Bien gérer sa consommation d’énergie, ses contrats de gaz et d’électricité et utiliser de l’énergie renouvelable – notamment en vue du futur décret tertiaire –, tel est le triptyque gagnant pour réduire les coûts de l’énergie. Des experts et des professionnels du CHR témoignent de leurs expériences.

Publié le 12 janvier 2026 à 09:00

Quand on cherche à réduire sa consommation d’énergie, la première étape consiste à faire la chasse au gaspillage et à envisager des travaux d’efficacité énergétique pour lesquels, aujourd’hui, de nombreuses subventions – comme les certificats d’économies d’énergie (CEE) – sont disponibles. Changer des huisseries ou des convecteurs vétustes, mettre en place un système de gestion technique du bâtiment, isoler des combles…autant d’actions efficaces. À Plouider (Finistère), l’hôtel-restaurant La Butte a par exemple décidé de supprimer sa piscine et a créé un espace bien-être chauffé par un poêle de masse, alimenté par du bois. À Lyon (Rhône), le Collège Hôtel va poser au plafond de son lobby des ventilateurs réversibles pour récupérer l’air frais des pompes à chaleur l’été, et garder l’air chaud vers le bas de la pièce l’hiver.

 

Bien maîtriser ses contrats

Théo Goethals, associé avec Robin Dufoix dans la reprise d’un restaurant rebaptisé Le Limonadier à Lyon, est un ancien courtier en énergie. Ils ont opté pour un contrat ENR (énergie renouvelable) EDF, avec une facturation supplémentaire pour une garantie d’origine. Cette garantie assure qu’une quantité d’électricité d’origine renouvelable équivalente au niveau d’engagement choisi a été injectée sur le réseau électrique.
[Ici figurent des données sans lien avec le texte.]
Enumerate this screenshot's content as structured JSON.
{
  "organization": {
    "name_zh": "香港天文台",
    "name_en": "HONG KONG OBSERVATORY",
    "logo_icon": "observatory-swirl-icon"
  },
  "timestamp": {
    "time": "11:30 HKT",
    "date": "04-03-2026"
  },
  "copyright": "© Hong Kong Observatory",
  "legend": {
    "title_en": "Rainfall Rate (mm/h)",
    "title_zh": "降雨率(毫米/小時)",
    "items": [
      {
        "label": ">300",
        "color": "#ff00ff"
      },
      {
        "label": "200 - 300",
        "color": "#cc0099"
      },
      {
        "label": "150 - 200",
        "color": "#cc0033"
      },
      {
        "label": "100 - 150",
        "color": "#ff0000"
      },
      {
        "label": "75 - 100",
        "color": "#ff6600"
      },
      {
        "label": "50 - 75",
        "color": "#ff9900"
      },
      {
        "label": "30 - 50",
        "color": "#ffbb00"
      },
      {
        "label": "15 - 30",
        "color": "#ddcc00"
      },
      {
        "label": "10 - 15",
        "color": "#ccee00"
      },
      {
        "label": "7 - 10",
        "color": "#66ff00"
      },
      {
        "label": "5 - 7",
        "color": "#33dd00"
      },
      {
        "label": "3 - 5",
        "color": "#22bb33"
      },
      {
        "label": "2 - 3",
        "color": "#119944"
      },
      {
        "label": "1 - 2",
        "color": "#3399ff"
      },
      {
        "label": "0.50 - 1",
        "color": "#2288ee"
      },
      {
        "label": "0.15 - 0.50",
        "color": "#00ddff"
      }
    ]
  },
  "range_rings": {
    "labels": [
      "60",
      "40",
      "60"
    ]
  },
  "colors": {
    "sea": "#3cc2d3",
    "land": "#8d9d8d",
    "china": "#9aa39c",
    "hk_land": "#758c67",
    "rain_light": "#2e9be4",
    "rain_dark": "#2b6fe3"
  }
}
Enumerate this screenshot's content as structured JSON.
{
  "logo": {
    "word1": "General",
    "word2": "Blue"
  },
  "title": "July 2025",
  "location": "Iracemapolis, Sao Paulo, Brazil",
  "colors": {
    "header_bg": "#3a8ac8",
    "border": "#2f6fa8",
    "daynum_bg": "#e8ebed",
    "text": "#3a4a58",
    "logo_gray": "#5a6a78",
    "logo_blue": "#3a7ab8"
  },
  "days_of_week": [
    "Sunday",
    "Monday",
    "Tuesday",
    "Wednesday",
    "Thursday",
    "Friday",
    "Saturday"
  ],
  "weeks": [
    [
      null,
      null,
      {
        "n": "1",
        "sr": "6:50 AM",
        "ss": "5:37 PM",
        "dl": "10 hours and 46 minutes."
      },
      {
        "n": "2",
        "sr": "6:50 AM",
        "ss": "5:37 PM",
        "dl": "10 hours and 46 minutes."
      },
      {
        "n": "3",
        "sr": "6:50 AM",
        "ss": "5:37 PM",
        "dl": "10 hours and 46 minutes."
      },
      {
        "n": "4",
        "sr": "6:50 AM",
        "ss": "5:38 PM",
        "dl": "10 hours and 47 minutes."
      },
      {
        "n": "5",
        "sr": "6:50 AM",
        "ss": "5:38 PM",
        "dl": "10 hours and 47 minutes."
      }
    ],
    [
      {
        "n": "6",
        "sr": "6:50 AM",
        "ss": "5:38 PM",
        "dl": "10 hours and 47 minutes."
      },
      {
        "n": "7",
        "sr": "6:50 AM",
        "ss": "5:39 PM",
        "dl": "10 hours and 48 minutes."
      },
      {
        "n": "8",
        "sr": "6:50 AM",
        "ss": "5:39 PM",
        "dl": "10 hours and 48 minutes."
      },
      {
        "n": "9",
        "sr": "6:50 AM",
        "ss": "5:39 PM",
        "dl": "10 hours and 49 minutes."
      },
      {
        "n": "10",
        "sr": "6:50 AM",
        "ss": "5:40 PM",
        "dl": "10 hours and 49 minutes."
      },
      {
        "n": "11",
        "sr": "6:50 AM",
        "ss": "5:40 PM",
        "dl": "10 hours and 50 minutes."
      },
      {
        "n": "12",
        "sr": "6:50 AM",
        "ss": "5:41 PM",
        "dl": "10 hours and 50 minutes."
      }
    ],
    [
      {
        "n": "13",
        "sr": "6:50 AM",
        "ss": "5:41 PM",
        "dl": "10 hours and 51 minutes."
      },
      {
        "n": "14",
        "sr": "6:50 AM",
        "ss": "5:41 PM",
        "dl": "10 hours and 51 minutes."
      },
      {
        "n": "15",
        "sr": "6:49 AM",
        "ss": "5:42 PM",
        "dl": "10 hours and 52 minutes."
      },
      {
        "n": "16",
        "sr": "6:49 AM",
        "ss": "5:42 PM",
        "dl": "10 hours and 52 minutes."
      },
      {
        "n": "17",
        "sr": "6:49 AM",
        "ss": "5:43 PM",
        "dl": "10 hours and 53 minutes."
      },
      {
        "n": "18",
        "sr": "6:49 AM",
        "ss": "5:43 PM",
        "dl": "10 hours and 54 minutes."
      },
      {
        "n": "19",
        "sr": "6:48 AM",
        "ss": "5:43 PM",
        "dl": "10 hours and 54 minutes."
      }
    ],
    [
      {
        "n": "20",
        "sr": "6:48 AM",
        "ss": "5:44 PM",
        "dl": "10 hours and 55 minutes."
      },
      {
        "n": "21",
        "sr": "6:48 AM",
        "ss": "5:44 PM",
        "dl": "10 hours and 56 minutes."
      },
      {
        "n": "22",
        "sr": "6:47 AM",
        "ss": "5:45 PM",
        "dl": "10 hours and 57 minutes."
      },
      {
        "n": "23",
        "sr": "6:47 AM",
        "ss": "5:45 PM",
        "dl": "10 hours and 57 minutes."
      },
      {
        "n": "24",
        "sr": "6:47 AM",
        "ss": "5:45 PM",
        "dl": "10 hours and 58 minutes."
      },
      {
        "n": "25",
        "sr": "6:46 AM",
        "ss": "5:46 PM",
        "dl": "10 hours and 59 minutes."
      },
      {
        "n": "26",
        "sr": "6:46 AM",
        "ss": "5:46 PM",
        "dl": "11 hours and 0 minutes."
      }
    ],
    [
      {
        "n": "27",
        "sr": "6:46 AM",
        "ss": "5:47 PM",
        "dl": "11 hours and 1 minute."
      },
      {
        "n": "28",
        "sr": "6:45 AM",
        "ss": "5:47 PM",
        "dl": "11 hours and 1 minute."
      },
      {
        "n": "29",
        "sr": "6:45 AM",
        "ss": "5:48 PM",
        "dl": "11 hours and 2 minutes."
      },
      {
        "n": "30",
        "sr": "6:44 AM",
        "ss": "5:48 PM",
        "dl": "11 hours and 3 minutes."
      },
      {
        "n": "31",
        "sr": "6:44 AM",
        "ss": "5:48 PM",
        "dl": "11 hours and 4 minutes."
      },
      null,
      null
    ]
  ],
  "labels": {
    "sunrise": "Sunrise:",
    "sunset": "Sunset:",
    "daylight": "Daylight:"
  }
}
L’électricité représente 2% du budget de fonctionnement du restaurant (tout coût confondu) – une charge bien maîtrisée selon Théo Goethals : “En France, il est possible d’anticiper le renouvèlement de son contrat, et les fournisseurs sont très arrangeants. Il faut bien vérifier dans le contrat que le prix est fixe, et éviter la reconduction tacite”, conseille-t-il. L’hôtel-restaurant La Butte fonctionne en mix énergétique (gaz, électricité, fioul, bois) et en heure creuse/heure pleine avec un contrat EDF. Le chef Nicolas Conraux privilégie les contrats courts pour renégocier régulièrement. Pour lui, c’est beaucoup de batailles et de temps : “Il n’est pas facile de trouver le bon contact, et parfois les conseillers disent des choses différentes. Il faut bien surveiller ses contrats”, estime-t-il.

 

Choix du fournisseur : des détails à scruter

Solution moins chronophage : faire appel à un courtier – qui sera rémunéré par les fournisseurs retenus par le client. Pour Nicolas Daviet, responsable régional de l’agence Sud-Ouest Bordeaux-Toulouse pour le courtier Opéra Energie, le maître mot est l’anticipation. “On peut anticiper les tarifs de l’énergie jusqu’à deux ans à l’avance. En ce moment [novembre 2025, NDLR], la période est plutôt propice avec des prix de marché équivalents à ceux de 2021. Quand le marché est bas, il est intéressant de signer des contrats de 36 à 48 mois avec les fournisseurs. S’il est haut, mieux vaut privilégier un contrat de 12 mois pour se repositionner au meilleur moment”, résume-t-il. Quant au choix des fournisseurs d’électricité, ils se basent tous sur le même marché, mais plusieurs éléments peuvent faire la différence. “Le marché de capacité et le prix des CEE sont les deux variantes pouvant impacter le prix du MWh*. Les consommateurs peuvent également optimiser leur facture en limitant leur demande lors des périodes de point ou d’heure pleines d’hiver si leur activité le permet. Nous optimisons aussi la part acheminement pour voir si des gains sont possibles, car un client peut être sous ou surdimensionné par rapport à une puissance souscrite. Concernant le gaz, la compréhension du contrat est plus complexe. Selon les fournisseurs, les prix de l’abonnement ou de la part acheminement diffèrent. Nous proposons un comparateur pour une meilleure compréhension”, détaille Nicolas Daviet. Plus largement, l’aspect “service” peut rentrer en ligne de compte dans le choix d’un fournisseur : solution de suivi de consommation, espace client clair, etc. Concernant la fourniture d’énergie verte, elle est le plus souvent disponible avec un supplément de prix – hormis chez les fournisseurs proposant des offres en énergie 100 % renouvelable.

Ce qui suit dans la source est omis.